Smart Rockets Rule The Battlefield
The U.S. Army has bought 4,410 more GMLRS (GPS guided MLRS) rockets, as well as 3,048 cheaper (reduced range, no explosives) practice rockets. These are packaged and used in containers (pods) holding six rockets each. This new order includes rockets for the U.S. Marine Corps and foreign customers, although the U.S. Army and Marine Corps will get most of them. Deliveries will begin next year. So far, about 2,000 GMLRS rockets have been fired in combat. GMLRS rockets cost about $100,000 each.

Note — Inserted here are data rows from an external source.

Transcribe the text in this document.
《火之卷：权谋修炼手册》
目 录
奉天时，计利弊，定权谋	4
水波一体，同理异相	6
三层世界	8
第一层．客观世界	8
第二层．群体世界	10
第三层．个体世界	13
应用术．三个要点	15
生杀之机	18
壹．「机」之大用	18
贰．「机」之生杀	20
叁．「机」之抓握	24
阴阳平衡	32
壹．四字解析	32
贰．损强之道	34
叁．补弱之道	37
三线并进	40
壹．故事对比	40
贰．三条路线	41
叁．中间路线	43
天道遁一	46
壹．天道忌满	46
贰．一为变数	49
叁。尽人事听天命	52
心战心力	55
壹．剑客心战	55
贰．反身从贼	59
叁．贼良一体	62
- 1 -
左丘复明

The 309 kg (680 pound) GMLRS (guided multiple launch rocket system) missile is a GPS guided 227mm rocket that entered service seven years ago. It was designed to have a range of 70 kilometers and the ability to land within meters of its intended target, at any range. This is possible because it uses GPS (plus a back up inertial guidance system) to find the target location it was programmed with. Three years ago, the army tested GMLRS at max range (about 85 kilometers) and found that it worked fine. This enables one MLRS/HIMARS vehicle to provide support over a frontage of 170 kilometers, or, in places like Afghanistan, where the fighting can be anywhere, an area of over 20,000 square kilometers. This is a huge footprint for a single weapon (an individual MLRS/HIMARS vehicle), and fundamentally changes the way you deploy artillery in combat. By way of comparison, Excalibur (GPS guided 155mm shell) has a max range of 37 kilometers, and 120mm mortars about 7.5 kilometers.